Наступило молчание. Гемас, ухмыляясь, водил по столу пальцем в лужице пролитого вина, а Франк Давенант задумчиво набивал трубку, иногда внезапно взглядывая на сына, который в свою очередь рассматривал его так, как смотрят на упавшую и разбитую вещь.
— Кто же это — «я», да еще «теперь»? — иронически спросил Франк.
— По-видимому, вы — преступник, — не задумываясь, ответил Тиррей. — Не ошибусь, если скажу, что вы сидели в тюрьме. Я все понял.
— Договорились! — сказал Гемас. Франк медленно поднял брови; скорбная и коварная улыбка перекосила его изменившееся лицо.
— Тири, я виноват, — произнес он с торжественным выражением. — Я забыл разницу наших жизненных опытов. Бог с тобой. Завтра утром я к тебе загляну.
— Не приходите ко мне. Где-нибудь в другом месте.
— Ах так? Хорошо… Хотя… Тогда приходи сюда.
— В какое время?
— Приходи утром, к десяти часам.
— Сказано. Я приду.
— Отлично, сынок. Поговорим подробно; узнаешь, как я жил… Как ты ". Предадимся воспоминаниям. Уходишь? Ну, а мы еще посидим немного, две старые калоши… Хе-хе!
Тиррей заплатил служанке и, кивнув, направился к гавани, чтобы ходить там до полного изнурения — идти домой спать он не мог. Больше того, казалось ему, что он никогда уже не захочет спать.
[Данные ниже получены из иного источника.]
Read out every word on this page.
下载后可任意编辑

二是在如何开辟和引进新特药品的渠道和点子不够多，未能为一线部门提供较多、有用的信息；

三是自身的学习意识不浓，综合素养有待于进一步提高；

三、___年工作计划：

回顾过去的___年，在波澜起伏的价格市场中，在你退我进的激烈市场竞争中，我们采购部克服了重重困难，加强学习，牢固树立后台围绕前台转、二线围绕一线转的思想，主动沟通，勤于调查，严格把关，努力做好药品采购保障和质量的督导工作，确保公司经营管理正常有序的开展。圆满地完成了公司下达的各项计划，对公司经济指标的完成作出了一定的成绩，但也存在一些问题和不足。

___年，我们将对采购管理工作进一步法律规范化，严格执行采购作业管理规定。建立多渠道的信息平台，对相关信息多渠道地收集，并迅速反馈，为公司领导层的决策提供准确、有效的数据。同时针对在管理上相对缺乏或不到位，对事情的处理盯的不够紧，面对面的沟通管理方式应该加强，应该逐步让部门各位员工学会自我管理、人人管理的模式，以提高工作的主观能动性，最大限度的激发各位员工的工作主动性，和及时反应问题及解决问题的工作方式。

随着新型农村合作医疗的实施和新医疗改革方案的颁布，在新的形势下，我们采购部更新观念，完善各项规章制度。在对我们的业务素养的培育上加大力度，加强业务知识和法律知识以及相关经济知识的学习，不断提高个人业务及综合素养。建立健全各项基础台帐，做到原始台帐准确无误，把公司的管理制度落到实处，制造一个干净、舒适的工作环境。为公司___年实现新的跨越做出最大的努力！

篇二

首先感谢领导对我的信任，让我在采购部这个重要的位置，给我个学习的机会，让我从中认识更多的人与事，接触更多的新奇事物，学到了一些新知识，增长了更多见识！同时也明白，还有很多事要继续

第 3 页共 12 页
Бесцельно огибая углы подозрительных переулков или сидя на каменных лестницах скверов, Давенант с тоской ожидал рассвета, чтобы пойти к Галерану и все ему рассказать. Он верил, что Галеран выручит его. Угроза Франка вымогать у Футроза, объявив себя отцом, убивала Тиррея. Отношение к нему этой семьи должно было неизбежно стать осторожным и недоверчивым. Тиррей отлично понимал разницу между горячим сочувствием к нему лично и необходимостью, навязанной — ради него — сочувствовать разнузданному пройдохе, усмотревшему в своем сыне доходную статью. Довольно было Футрозам узнать о существовании Франка Давенанта, чтобы Тиррей не решился более показаться им на глаза. Скрывать, скрывать и скрывать должен был он возвращение своего отца, и он решил утром просить Франка, ради памяти матери, умолять и просить, если понадобится, на коленях, чтобы отец оставил свою затею. С помощью Галерана Тиррей надеялся достать немного денег на отъезд Франка в другой город и уговорить отца, чтобы тот сел в поезд или на пароход.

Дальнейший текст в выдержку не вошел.